Data Privacy and GDPR Best Practices
Privacy and its enforcement via GDPR and other legislation can be a source of problems if the identity architecture isn’t set up correctly. In this article, we’ll go through a few of the best practices to follow when applying a Neo-Security Architecture to a privacy problem.
Centralized Identities
By centralizing the issuance of identity information with the Identity Management System (IMS) your organization is already on track for a privacy-centric system. All identity-related data should be considered a privacy concern until deemed otherwise. This means that when a user authenticates, all logs, events, audits, database access need to be understood and handled correctly. If this is spread out across too many system-domains it quickly becomes unmanageable. The IMS addresses this issue by encapsulating it into three distinct services under tight control: The Authentication Service, the Token Service, and the User Management Service.

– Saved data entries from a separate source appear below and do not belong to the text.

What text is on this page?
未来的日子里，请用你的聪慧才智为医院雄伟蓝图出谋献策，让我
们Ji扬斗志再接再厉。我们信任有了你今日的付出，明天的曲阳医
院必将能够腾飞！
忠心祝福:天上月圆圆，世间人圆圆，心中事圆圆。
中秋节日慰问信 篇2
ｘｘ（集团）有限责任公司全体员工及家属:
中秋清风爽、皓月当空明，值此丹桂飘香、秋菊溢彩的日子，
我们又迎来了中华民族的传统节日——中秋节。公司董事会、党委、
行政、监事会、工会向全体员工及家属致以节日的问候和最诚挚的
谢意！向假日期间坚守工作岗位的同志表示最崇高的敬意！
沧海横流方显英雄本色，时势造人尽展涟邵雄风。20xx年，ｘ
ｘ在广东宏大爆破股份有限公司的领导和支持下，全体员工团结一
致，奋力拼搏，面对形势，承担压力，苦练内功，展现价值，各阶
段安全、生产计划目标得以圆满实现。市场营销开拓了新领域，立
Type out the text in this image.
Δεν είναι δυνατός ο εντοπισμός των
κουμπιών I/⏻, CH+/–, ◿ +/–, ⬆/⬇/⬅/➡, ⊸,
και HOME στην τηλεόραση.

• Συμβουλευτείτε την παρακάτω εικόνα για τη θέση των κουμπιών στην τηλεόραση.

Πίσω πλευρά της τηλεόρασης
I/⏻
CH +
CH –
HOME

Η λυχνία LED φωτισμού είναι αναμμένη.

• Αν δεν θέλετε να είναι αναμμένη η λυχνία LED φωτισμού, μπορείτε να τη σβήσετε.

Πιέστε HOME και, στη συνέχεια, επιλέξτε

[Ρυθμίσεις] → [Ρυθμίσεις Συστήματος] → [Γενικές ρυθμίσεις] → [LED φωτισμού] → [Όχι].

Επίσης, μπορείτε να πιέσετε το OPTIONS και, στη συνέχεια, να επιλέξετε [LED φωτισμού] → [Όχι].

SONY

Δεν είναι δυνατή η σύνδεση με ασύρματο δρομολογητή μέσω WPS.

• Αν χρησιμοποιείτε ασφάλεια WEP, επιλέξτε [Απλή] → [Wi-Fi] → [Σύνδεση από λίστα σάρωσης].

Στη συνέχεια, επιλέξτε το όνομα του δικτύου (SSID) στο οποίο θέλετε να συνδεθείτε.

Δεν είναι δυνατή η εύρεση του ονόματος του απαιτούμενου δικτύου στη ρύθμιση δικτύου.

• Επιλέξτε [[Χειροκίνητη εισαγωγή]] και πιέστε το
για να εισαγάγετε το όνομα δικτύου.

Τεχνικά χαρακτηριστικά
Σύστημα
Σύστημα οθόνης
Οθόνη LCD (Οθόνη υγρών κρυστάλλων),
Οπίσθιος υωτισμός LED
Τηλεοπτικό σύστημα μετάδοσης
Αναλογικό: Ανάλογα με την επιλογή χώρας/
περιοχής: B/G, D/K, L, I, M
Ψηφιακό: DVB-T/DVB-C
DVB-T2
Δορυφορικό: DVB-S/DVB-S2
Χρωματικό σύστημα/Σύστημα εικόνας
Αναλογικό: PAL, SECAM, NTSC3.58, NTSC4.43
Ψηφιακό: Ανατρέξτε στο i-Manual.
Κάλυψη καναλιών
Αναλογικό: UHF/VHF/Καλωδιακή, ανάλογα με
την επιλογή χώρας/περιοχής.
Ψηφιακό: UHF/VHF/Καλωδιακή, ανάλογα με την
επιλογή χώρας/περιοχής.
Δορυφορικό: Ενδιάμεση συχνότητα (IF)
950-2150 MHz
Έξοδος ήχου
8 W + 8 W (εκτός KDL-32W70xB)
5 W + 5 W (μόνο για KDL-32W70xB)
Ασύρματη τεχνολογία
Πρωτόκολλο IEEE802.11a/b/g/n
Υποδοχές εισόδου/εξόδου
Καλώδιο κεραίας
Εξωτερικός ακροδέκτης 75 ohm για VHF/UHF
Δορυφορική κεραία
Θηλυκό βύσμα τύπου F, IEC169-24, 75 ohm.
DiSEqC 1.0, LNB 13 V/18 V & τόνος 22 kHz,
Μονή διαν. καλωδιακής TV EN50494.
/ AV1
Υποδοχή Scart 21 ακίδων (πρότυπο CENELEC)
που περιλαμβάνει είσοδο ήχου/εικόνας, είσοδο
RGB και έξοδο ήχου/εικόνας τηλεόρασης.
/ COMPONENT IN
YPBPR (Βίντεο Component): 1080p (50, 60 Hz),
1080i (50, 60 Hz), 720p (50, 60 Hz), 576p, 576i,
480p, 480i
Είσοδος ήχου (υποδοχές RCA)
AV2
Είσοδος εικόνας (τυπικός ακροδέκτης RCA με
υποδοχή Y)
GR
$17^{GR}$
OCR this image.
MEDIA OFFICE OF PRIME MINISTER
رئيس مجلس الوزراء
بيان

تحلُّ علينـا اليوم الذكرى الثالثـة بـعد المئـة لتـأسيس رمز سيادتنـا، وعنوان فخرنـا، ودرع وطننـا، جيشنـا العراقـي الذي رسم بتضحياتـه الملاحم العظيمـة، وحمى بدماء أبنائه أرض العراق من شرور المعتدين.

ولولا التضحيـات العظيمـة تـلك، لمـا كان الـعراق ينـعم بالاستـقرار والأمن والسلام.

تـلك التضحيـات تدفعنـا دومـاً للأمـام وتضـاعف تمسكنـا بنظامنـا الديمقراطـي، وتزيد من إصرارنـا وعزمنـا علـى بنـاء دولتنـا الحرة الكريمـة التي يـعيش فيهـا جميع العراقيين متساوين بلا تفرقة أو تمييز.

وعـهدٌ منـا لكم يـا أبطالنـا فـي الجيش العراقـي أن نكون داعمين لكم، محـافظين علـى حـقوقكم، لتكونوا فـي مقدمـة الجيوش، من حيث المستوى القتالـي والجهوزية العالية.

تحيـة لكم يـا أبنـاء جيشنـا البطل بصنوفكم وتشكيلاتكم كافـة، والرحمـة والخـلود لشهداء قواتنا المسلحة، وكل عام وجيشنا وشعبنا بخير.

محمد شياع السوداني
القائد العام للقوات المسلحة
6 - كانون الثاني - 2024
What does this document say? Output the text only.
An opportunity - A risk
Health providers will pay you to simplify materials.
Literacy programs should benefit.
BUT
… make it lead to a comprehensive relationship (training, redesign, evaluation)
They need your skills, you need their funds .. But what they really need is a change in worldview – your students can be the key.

All data that the authentication service has at hand while authenticating a user does not need to be communicated to the end system. The result of authentication is a canonicalized set of attributes describing the authenticated identity. The only recipient of this data is the Token Service (or federation service in some cases), which narrows the potential leak of information significantly.
Token Issuance and Claims
A token contains information about the identity it was issued for. These are claims that should be carefully crafted to ensure that the tokens don’t contain more claims than the API needs to fulfill the request.
Some simple guidelines should be followed when designing tokens:
- Use a global user identifier such as a GUID instead of real user names
- Group claims with scopes and only assign sensitive scopes to trusted clients and APIs
- Only add claims to the token that are needed for the scope of access for which it is issued
- Use a privacy safe token strategy
Using Global Identifiers
In many cases, it’s possible to avoid personally identifiable information (PII) all together in the tokens by anonymizing the subject and carefully adding claims. Doing so reduces the scope for where to manage privacy-related data.
Some tokens, such as an OpenID Connect ID token, are issued directly to the client; this could be a website or a mobile application. In these cases, there are many standard claims that may be present and contain PII. Always consider if these are necessary to include. More times than not, they can be removed.
OpenID Connect provides a standardized way to anonymize the user against the client. This is called a Pairwise Pseudonym Identifier (PPID). This hides the real user ID from the client and provides an identifier that is unique to the client per user. The benefit of using this is that not only is the subject hidden, but it is impossible for two clients to collude and see if the same user is visiting them.
Scopes and Claims
A scope in OAuth defines the scope of access for the client to the APIs. Some access is usually more sensitive than others. By grouping the claims in a token to scopes, it’s easy to control that certain claims are only issued when a particularly sensitive scope is approved. This reduces the data surface of APIs that are exposed to sensitive data.
Privacy Safe Token Strategies
Another important aspect is to use a proper token strategy. At Curity, we have invented two essential strategies: The Phantom Token and the Split Token approach. Both approaches utilize an opaque token on the Internet and translate it to a JSON Web Token (JWT) once the token passes the internal network barrier. This prevents any unintentional leaks of information to the Internet since there is no way a client can decode such a token.